Kur’an-ı Kerim’e hakaret edip toplumun milli ve manevi değerlerini aşağılayıcı bir dil kullanarak ve Ali Erbaş’ın nefret suçu işlediği iddia edilerek “Görevde olduğu süre boyunca çocuk tecavüzcülerine gözlerini kapatıp kadın düşmanlığının manevi zeminini dini söylemlerle meşrulaştırma çabası karşılığında maaş alan Diyanet İşleri Başkanı Ali Erbaş’ın deprem, LGBTİQ+, kadın ve çocuk söylemlerine rağmen halen görevde kalması durumunda, sonraki konuşmasında halkı ellerinde meşalelerle meydanlarda cadı diye kadın yakmaya davet etmesi kimseyi şaşırtmamalıdır." şeklindeki küstah ifadeler üzerine Ankara Cumhuriyet Başsavcılığı Ankara Barosu hakkında, 5237 sayılı Türk Ceza Kanununun 216/3 maddesi kapsamında, halkın bir kesiminin benimsediği dini değerleri aşağılama suçundan re’sen soruşturma başlatıldığını açıkladı.
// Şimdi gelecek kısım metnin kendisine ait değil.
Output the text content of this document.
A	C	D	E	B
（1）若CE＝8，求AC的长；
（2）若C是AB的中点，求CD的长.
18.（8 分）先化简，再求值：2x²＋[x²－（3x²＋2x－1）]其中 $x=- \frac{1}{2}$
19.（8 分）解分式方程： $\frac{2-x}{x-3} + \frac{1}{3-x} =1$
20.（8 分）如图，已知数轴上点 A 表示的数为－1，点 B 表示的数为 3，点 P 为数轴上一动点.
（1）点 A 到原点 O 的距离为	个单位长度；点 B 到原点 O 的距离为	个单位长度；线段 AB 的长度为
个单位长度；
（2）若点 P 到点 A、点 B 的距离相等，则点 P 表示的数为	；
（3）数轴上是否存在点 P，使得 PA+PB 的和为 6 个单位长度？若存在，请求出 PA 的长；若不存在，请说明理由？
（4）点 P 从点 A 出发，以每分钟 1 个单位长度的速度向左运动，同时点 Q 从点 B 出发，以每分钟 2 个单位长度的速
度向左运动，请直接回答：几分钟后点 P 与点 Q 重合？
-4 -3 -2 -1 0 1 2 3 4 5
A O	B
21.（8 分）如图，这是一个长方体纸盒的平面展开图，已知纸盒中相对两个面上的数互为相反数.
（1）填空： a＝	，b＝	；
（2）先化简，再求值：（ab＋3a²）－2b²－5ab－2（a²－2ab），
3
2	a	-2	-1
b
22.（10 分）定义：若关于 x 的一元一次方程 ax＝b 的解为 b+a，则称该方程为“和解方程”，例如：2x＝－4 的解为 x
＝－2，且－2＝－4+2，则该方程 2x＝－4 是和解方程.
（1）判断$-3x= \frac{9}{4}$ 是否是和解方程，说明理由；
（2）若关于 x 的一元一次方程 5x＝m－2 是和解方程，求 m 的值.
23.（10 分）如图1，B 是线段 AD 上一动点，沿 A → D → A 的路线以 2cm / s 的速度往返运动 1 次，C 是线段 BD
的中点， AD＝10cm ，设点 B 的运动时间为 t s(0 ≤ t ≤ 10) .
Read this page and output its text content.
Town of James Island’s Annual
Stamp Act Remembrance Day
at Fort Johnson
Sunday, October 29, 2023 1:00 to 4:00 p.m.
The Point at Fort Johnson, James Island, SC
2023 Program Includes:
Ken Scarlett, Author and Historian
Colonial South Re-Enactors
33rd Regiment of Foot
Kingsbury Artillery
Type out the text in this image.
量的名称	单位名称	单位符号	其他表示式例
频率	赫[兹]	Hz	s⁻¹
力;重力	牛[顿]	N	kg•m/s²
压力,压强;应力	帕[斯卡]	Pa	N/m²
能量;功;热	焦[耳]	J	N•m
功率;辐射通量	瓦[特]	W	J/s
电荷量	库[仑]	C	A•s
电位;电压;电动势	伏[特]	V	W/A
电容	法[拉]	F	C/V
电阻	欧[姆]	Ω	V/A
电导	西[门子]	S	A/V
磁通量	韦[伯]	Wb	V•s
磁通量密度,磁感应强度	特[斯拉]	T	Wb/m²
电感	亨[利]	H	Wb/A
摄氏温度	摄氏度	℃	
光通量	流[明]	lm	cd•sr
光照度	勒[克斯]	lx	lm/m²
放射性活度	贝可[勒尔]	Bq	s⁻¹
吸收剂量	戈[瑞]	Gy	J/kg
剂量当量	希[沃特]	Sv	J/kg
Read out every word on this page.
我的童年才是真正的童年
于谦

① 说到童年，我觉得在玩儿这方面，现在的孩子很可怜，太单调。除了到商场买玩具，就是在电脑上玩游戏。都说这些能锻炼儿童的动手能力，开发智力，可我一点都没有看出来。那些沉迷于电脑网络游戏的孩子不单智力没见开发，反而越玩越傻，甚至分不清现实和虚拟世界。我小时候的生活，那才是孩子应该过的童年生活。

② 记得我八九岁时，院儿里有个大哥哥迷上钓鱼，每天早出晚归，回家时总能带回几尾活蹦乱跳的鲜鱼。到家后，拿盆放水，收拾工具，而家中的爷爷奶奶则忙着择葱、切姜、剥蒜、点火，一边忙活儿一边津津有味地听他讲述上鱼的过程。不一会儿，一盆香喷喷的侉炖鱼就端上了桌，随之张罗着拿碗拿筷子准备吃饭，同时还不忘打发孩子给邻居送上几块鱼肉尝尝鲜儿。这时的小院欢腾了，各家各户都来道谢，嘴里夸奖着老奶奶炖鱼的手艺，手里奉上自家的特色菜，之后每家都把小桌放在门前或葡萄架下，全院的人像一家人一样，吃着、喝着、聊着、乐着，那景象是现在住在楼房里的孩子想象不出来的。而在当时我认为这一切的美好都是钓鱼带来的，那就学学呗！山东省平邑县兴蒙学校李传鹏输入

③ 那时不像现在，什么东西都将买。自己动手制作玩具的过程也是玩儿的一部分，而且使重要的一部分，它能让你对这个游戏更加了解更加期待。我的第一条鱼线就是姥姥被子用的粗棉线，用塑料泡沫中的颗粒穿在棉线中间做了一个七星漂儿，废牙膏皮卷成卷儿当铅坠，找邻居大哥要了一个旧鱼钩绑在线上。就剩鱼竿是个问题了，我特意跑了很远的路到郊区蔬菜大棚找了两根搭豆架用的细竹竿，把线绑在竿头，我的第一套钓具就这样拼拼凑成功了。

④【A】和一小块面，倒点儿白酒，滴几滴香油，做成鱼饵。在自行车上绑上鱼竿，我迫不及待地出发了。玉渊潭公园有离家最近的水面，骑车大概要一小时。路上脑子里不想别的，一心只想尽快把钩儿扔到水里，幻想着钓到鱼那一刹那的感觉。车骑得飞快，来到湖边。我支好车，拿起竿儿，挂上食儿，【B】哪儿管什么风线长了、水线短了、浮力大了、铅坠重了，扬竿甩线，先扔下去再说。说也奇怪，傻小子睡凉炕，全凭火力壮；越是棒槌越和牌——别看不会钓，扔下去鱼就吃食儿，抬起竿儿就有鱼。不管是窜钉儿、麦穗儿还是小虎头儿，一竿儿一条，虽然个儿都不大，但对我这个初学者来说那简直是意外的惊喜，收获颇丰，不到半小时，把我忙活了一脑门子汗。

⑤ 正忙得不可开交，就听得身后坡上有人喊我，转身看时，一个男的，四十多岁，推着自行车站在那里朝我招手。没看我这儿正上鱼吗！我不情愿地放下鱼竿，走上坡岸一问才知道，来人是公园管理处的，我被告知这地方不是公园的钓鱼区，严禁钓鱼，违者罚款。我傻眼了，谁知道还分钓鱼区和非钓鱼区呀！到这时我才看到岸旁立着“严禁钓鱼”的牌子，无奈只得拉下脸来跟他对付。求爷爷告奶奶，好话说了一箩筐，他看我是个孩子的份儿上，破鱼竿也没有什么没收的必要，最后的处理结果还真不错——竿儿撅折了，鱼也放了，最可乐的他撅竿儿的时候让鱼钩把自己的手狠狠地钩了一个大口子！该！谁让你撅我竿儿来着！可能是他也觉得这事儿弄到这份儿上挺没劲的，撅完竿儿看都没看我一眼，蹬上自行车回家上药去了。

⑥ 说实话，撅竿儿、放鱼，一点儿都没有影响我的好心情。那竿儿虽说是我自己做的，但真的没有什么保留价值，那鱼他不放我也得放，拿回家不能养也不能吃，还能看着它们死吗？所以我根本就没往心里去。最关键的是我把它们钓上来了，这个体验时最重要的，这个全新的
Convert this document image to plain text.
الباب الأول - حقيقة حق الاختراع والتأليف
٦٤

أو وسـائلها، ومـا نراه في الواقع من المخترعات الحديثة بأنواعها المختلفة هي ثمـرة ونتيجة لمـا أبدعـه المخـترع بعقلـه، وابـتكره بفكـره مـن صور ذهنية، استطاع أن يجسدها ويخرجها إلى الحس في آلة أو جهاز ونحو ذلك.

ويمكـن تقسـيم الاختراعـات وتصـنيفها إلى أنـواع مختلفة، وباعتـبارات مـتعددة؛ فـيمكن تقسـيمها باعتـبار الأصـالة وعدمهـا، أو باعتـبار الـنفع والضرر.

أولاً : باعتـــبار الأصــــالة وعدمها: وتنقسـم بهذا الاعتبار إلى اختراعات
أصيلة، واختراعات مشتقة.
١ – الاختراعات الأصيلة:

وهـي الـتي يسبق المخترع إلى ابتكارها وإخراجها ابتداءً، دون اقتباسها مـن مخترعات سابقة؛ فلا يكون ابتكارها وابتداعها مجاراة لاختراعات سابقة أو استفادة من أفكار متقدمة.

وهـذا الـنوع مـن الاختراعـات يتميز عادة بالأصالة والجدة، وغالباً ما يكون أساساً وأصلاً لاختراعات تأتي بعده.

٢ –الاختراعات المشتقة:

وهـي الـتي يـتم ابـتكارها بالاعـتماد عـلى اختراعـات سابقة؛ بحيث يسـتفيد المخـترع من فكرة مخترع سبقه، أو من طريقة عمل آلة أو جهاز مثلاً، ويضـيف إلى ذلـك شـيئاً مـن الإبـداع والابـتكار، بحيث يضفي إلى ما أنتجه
Adalet Bakanı Abdulhamit Gül, Ali Erbaş üzerinden mütedeyyin kesimleri hedef alan açıklamayı “ faşist refleks olarak” nitelendirerek, “Böylesi tek tipçi, ötekileştirici, tahakkümcü yaklaşımlar, herhangi bir hukuki dayanaktan yoksundur. İçinde bulunduğumuz salgın günlerinden, tüm dünyanın hayranlıkla izlediği bir dayanışma ruhu sayesinde en az kayıpla çıkmaya hazırlanan ülkemizde, modası geçmiş, katı pozitivist anlayışın halkımız nezdinde bir karşılığının olmadığı açıktır. İtibarını yükseltmek için başkalarının itibarına saldıranların karşısında Anayasamız, milli değerlerimiz ve demokrasimiz bulunmaktadır.” ifadelerini kullandı.
Diyanet İşleri Başkanı Ali Erbaş'ın hutbede kullandığı sözlerle ilgili Ankara Barosu'nun yaptığı açıklamaya değinen Barolar Birliği Başkanı Metin FEYZİOĞLU, "Ankara Barosu 100 yıllık Cumhuriyet'in koca çınarıdır. Yöneticilerinin bu nedenle sorumlulukları büyüktür. Her atılacak adımın, her yazılacak kelimenin bu sorumluluğun izlerini taşıması gerekir. Ankara Barosu tarafından yapılan sorumsuz açıklamayı tasvip etmemiz mümkün değildir, "Kovid-19 salgını sebebiyle ülkemiz ve adliyelerin fiilen kapalı olması dolayısıyla meslektaşlarımız, sağlık kaygıları yanında büyük bir ekonomik sıkıntıyla mücadele etmektedir. Bu süreçte avukatların meslek örgütlerine düşen sorumluluk, zor zamanlar yaşayan meslektaşlarımıza el birliğiyle sahip çıkmaktır. Onları hem sağlık hem ekonomik anlamda koruyacak tedbirleri almak ve bunun takipçisi olmaktır." diyerek Ankara Barosuna düşen sorumluluğu hatırlattı.
Sayın Devlet BAHÇELİ; “Ankara Barosu'nun Diyanet İşleri Başkanı'nı hedef alarak, 'sesi çağlar öncesinden gelen şahıs' olarak itham etmesi, nefret dilinden bahsetmesi, İzmir Barosu'nun aynı tıynetin yörüngesine girmesi Yüce Allah'ın kelamıyla birlikte efendimize ve dinimize vahim bir saldırıdır. Asıl nefret dili, asıl ilkel ve çağın gerisinde kalmış üslup aynısıyla sözü edilen baroların ruhuna yuvalanmıştır. MHP, Diyanet İşleri Başkanı'nın malum ve gündeme gelen, aynı zamanda manevi bir gerçek olan sözlerine aynen iştirak etmektedir” diyerek tepkisini ortaya koydu.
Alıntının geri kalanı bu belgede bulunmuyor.